There will also be people who make assumptions about you. For instance, I recently attended an event in my wheelchair. I was accompanied by some family friends who gave me a ride to the event and helped push me around. As we entered the building, we were greeted by a woman who kindly showed us some options for where we could park my chair. She then turned to my family friend and said, “She’s so beautiful.” It was dripping with the specific type of patronizing that is backed by a feeling of pride as the speaker believes they are showing how tolerant and loving they are, while they’re actually being very prejudiced. She then turned to me and slightly slower said, “You are so beautiful.” All I managed to mutter out was, “Uh, thanks.” Had we not been in the middle of a solemn event, perhaps I would have confronted her about her blatant ableism, but I decided to let it go.
So, yes. While in my chair or using my rollator, people have often talked slower or in a “child friendly” voice. There are others who stare at me with pity as I go about my day, not looking particularly pitiful, in my mind at least. There are many who won’t look at me at all, unsure of how to handle seeing a disabled person out in the wild. They ignore me, look around me, or simply talk to whoever is with me as if I have no authority over my own life. Or, talking over my head when I’m in the wheelchair. There are people who roll their eyes, as if any 31 year old with functioning legs who uses an assistive device is obviously just seeking attention. I have received a wide variation of reactions to my use of assistive devices. The least common, but my absolute favorite, is when people treat me like a regular ol’ human being like anyone else who just happens to need to use assistive devices.
Not everyone will understand your need for such a device, or approve of you using it, but use it anyway. I have heard many people in my various support groups lament over how they wish they could go to certain places or do certain things, but they don’t want to use a necessary device because of the stigma or how people treat them while their using it. And that breaks my heart. Society already limits us in so many ways, judges us as lazy or fakers or burdens, it is an extra dose of cruelty for then judging us for using devices that actually allow have some sort of independence.

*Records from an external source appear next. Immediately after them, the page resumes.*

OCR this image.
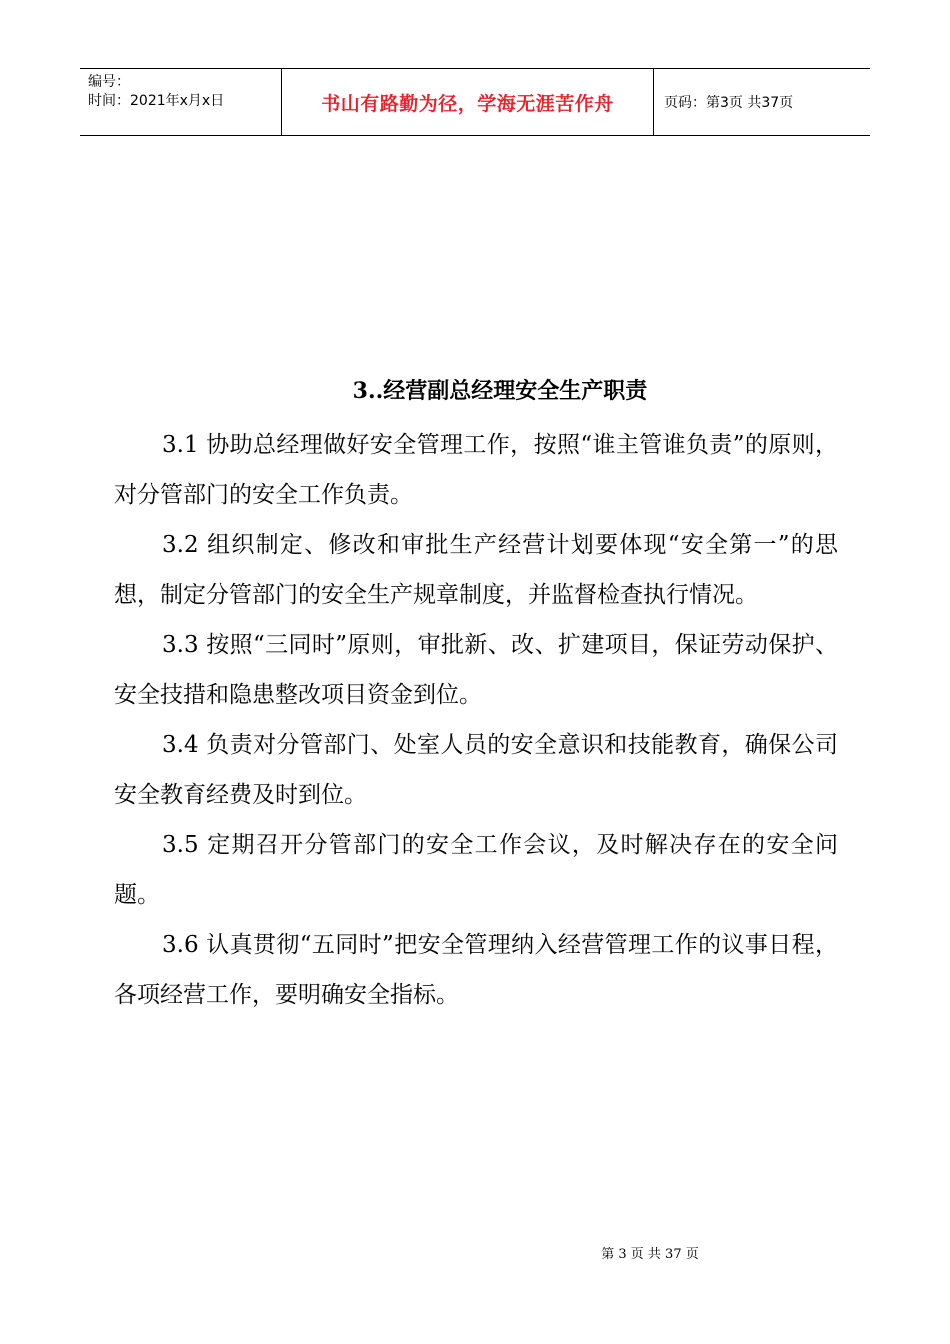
编号：
时间：2021年x月x日	书山有路勤为径，学海无涯苦作舟	页码：第3页 共37页
3..经营副总经理安全生产职责

3.1 协助总经理做好安全管理工作，按照“谁主管谁负责”的原则，对分管部门的安全工作负责。

3.2 组织制定、修改和审批生产经营计划要体现“安全第一”的思想，制定分管部门的安全生产规章制度，并监督检查执行情况。

3.3 按照“三同时”原则，审批新、改、扩建项目，保证劳动保护、安全技措和隐患整改项目资金到位。

3.4 负责对分管部门、处室人员的安全意识和技能教育，确保公司安全教育经费及时到位。

3.5 定期召开分管部门的安全工作会议，及时解决存在的安全问题。

3.6 认真贯彻“五同时”把安全管理纳入经营管理工作的议事日程，各项经营工作，要明确安全指标。

第 3 页 共 37 页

I know this is easier said than done. I talk big, but I still feel hurt when I hear people laughing at my compression socks or giving me sideways glances for using a rollator. I cried when I had to give a graduation speech for my students from my wheelchair. I cringed as photos were taken of my while in my chair, angry that that was how I would be remembered. I have pushed myself too hard and too far because I was afraid of what people would think when they saw me with my chair or rollator.
These fears stem from the stigma that disabilities are shameful and should be hidden away. You shouldn’t accept your disability as part of who you are, because disabilities are automatically considered negative so claiming your disability is thought to be pessimistic and bad. It also comes from a fear of being thought of as weak, because we are told that disabilities are weaknesses.
Disabilities aren’t shameful. Disabled people don’t need to be hidden away or kept in the shadows. We shouldn’t be made to feel embarrassed by our canes, walkers, wheelchairs, or rollators. They don’t highlight our weaknesses, they add to our strengths.
My devices are so much more than mere equipment to me. They are my independence, freedom, and security. They are like old friends, welcoming me every time I turn to them, and supporting me through even the most difficult of challenges. They aren’t fancy, or fashionable, but they are mine and I am incredibly grateful for all that they give to me.
Get whatever device you need and use them proudly. Tell the naysayers to shove off, because you know the truth. Let your device be your secret weapon, rather than an anchor weighing you down.